Senate President Martin Looney moaned that last year’s income tax hike has amplified revenue volatility and produced “diminishing returns” as tax receipts have trailed budget forecasts.

Higher taxes have also depressed business and income growth.

Fitch Ratings and Standard & Poor’s downgraded Connecticut debt last month because of structural deficits and slow income growth, which Mr. Malloy calls “our new economic reality.”

Fitch noted that employment growth between 2012 and 2015 was half that of the U.S. average.
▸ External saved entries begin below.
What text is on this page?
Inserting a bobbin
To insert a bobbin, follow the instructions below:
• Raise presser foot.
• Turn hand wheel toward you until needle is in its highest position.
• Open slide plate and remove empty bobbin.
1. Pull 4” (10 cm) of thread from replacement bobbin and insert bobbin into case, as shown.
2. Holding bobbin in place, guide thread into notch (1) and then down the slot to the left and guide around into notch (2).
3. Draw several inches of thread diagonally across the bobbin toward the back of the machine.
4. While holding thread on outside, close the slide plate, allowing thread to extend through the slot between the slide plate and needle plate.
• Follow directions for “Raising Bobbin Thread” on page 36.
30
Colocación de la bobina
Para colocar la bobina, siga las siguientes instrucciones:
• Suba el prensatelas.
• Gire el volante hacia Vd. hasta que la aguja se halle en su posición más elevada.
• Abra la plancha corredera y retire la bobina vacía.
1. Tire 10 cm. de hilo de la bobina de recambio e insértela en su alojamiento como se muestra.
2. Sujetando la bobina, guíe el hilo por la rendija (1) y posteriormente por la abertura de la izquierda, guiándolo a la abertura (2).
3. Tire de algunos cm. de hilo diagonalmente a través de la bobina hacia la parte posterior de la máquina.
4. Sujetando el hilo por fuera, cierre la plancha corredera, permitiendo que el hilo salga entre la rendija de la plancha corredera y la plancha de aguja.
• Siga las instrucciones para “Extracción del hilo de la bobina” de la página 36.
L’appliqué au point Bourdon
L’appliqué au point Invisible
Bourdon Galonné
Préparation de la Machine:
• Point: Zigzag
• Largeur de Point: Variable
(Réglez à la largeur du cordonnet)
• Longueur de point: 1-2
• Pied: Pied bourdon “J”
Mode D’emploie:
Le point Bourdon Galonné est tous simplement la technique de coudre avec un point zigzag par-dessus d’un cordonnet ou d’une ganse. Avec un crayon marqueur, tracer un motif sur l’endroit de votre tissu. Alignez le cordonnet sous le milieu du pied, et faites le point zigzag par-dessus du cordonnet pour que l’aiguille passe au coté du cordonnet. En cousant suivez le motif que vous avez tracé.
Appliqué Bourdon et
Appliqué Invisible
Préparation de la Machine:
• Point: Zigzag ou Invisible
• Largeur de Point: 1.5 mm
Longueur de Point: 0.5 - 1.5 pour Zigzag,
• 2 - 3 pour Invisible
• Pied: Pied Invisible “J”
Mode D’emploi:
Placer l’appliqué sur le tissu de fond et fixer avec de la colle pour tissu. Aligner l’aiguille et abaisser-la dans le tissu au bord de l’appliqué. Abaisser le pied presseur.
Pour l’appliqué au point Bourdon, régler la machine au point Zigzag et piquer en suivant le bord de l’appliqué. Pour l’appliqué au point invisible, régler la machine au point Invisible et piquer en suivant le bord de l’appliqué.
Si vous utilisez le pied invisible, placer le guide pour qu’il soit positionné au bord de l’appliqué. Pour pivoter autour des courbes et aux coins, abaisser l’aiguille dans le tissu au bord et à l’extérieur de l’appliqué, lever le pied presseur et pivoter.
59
Median home prices have declined during the past two years.

Connecticut has lost 105,000 residents to other states over the last five years while experiencing zero real economic growth.

Last year it was one of seven states including Maine, Mississippi, Illinois, Vermont, New Mexico and West Virginia with population declines.

Democrats in Hartford this spring attempted to close a $960 million deficit—equal to about 10% of the state general fund—by cutting 2,500 state government positions and creating supposed efficiencies.

One result: Six legislative commissions studying the struggles of blacks, Latinos, Puerto Ricans, Asian-Pacific Americans, women, children and seniors were consolidated into two 63-member study groups.

Yet a $1.3 billion gap will blow open in 2018 because the legislature’s budget patches don’t resolve imbalances driven mainly by worker pay and pensions, which this year cost about $1.5 billion.

Pensions are less than 50% funded, third worst after Illinois and Kentucky.

So here is the new-old progressive governing model: Raise taxes relentlessly in the name of soaking the 1% to pay off government unions.

When that drives people out of the state, subsidize the 0.1% to salvage at least some jobs and revenue. Ray Dalio gets at least some of his money back.

The middle class gets you know what.